Projects

Here are a couple of interesting projects I've worked on! More to come...



Reddit Comment Parser

Responsive image

Over the summer, I wrote a Reddit parser to parse through all comments to detect a certain link. The link is similar to a Rick Roll, or Darude Sandstorm for something a bit more modern, where the joke is purposely misleading the recipient. So the goal of the project was to detect when this reddit link is used to improperly direct someone. In short, the bot had to read through all new comments; detect when a certain link is used; check if the link text (human readable section) is misleading; and reply if so.

I did this in Python, because there was a nice library available: PRAW. PRAW handles most of the REST calls, allow us to deal directly with comment objects. By design, the PRAW API only returns a maximum of 100 comments at a time. Since it is assumed that this link can appear within any subreddit, this means we must constantly parse through the most recent comments and quickly decide what to do with each comment. Luckily, PRAW handles the API calls and will wait if we are making calls too frequently. Using regular expressions we can parse through each comment's text in a relatively quick manner.

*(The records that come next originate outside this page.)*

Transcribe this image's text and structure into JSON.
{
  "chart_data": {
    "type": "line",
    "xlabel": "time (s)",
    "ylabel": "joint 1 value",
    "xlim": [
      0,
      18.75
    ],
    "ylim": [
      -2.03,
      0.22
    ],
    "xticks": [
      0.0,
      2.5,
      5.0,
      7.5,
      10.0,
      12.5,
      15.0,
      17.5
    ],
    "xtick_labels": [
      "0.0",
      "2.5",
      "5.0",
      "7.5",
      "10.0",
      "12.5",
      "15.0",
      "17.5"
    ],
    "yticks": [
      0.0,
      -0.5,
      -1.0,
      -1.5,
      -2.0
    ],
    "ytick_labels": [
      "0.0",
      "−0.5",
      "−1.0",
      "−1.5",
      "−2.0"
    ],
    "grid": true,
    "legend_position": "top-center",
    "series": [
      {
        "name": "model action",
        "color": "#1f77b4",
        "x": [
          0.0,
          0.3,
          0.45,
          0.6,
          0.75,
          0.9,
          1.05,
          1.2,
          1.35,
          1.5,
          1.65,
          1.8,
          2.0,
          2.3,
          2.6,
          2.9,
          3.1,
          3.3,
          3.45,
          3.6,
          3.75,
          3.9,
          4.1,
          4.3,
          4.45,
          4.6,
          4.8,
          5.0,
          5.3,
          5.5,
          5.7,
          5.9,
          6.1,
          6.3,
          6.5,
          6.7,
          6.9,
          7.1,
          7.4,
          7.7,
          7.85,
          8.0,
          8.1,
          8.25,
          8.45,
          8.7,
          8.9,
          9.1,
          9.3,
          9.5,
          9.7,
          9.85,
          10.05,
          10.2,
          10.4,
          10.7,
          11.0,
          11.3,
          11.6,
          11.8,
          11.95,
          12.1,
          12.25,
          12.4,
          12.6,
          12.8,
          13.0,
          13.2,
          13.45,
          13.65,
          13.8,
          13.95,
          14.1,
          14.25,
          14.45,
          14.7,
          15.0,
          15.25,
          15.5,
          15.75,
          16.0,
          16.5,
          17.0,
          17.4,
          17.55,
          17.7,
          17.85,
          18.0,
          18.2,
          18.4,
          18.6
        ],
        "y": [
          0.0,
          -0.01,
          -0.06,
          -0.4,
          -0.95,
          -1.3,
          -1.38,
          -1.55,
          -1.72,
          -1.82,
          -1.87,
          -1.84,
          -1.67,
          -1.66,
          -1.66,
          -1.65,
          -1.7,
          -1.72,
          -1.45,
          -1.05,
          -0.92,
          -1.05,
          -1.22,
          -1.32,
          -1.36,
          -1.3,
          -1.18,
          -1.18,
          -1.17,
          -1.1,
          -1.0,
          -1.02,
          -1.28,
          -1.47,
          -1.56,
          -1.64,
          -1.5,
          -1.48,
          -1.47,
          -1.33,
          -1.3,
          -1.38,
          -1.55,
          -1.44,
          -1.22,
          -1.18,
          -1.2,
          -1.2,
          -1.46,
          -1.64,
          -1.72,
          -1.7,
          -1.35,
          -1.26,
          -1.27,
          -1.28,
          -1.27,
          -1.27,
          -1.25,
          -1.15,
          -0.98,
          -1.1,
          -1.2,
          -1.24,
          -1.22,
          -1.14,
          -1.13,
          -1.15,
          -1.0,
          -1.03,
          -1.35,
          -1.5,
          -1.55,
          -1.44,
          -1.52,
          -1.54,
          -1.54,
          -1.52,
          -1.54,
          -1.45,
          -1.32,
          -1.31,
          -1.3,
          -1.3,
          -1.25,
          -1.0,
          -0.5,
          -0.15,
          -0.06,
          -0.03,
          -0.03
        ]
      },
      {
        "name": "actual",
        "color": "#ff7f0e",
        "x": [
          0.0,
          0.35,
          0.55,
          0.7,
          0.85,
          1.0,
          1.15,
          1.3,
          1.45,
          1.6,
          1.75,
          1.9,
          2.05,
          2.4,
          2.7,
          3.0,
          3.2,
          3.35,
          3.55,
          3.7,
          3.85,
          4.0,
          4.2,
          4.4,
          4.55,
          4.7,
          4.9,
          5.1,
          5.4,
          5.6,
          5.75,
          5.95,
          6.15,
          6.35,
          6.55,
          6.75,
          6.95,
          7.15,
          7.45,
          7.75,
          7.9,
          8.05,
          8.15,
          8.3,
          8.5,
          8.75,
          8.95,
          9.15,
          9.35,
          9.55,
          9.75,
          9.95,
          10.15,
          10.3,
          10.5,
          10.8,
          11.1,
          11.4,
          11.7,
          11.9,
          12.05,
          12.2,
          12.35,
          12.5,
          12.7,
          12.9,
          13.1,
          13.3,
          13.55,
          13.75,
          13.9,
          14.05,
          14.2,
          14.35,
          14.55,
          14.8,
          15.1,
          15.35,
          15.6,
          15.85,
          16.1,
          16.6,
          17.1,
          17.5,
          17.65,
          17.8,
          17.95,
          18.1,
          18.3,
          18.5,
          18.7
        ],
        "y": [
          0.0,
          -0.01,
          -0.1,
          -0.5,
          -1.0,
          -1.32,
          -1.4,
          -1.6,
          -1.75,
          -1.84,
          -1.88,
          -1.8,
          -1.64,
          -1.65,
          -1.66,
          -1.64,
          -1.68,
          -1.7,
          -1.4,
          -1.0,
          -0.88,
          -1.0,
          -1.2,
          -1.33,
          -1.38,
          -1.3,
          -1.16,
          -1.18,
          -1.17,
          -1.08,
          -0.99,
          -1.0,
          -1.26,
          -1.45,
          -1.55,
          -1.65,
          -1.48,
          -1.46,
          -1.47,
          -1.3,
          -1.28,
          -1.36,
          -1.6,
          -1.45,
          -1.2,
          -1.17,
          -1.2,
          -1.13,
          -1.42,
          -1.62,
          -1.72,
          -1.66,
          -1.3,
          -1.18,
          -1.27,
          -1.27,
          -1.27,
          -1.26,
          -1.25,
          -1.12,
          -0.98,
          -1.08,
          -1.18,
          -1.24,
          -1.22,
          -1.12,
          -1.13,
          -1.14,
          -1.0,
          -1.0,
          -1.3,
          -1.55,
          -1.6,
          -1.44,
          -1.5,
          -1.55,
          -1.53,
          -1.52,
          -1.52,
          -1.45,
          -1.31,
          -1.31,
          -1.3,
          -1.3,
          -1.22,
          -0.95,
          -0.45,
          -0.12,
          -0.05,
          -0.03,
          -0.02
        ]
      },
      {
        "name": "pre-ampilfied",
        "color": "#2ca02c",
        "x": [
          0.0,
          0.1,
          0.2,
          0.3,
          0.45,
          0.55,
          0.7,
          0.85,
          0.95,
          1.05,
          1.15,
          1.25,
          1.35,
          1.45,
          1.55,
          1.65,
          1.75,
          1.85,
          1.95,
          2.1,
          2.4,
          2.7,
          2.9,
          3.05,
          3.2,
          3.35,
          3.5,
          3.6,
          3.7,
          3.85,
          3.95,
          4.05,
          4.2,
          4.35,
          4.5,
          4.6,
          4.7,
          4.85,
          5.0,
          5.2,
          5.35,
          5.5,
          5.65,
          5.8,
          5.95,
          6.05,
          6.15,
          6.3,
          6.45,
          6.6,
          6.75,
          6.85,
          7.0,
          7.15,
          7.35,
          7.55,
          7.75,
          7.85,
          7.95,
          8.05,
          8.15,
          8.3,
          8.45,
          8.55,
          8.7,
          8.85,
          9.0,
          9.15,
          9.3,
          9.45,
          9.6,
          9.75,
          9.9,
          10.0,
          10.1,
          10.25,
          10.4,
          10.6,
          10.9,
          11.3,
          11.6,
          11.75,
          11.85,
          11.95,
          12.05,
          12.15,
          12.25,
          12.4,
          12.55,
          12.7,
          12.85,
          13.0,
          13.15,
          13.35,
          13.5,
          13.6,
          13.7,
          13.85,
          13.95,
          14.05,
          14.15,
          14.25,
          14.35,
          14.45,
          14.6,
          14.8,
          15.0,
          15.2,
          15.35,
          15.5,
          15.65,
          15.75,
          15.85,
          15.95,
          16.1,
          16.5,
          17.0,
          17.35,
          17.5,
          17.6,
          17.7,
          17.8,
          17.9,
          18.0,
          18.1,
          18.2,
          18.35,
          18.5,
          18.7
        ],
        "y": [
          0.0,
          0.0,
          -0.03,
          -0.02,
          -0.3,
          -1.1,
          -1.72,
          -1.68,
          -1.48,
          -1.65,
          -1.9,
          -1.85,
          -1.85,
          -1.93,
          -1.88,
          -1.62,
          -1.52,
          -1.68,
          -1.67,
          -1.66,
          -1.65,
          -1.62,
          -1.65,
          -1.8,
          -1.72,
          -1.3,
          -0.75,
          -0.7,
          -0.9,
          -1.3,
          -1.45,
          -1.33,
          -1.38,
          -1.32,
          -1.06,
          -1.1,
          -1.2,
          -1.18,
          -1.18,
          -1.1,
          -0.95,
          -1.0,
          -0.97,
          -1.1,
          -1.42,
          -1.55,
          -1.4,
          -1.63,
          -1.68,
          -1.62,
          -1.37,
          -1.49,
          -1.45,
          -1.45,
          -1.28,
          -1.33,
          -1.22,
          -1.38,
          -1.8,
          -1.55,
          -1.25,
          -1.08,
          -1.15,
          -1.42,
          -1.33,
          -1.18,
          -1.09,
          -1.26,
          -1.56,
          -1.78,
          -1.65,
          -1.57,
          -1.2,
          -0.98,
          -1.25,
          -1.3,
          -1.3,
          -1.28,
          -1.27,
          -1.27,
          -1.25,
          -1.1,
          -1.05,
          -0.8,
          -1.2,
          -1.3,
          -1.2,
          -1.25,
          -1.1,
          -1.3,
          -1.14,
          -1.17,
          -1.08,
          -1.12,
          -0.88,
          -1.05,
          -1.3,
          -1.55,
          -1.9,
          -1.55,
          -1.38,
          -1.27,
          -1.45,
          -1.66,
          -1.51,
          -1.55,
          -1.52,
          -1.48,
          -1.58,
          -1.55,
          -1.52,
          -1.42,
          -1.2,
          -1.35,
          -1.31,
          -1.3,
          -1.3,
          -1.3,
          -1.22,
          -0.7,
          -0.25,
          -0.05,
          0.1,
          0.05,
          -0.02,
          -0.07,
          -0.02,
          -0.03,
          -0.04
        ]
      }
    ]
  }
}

That's all well and good, but we want to minimize the time of each loop to avoid missing comments. One way I have done so is by keeping a list of previously processed comments. To avoid the list becoming too big, I implemented a queue with over 100 elements. When the queue is full, the oldest element is deleted. If the queue is less than or equal to 100- the number of comments that PRAW can pull in one go- AND the list of comments is the same between runs, the queue will have deleted a repeated comment by the time we have reached it. This will result in the program processing a repeated comment again.

After all processing, we have to send a reply to the comments that need it. To not completely spoil the fun, I decided to wait 5 minutes before sending a response. This is done by working with the asynchronous IO library or asyncio for short. This library can get very complicated, but all I am using it for is a nonblocking wait period. It might be interesting to take a further look into the asyncio library, since before I was using threading options instead.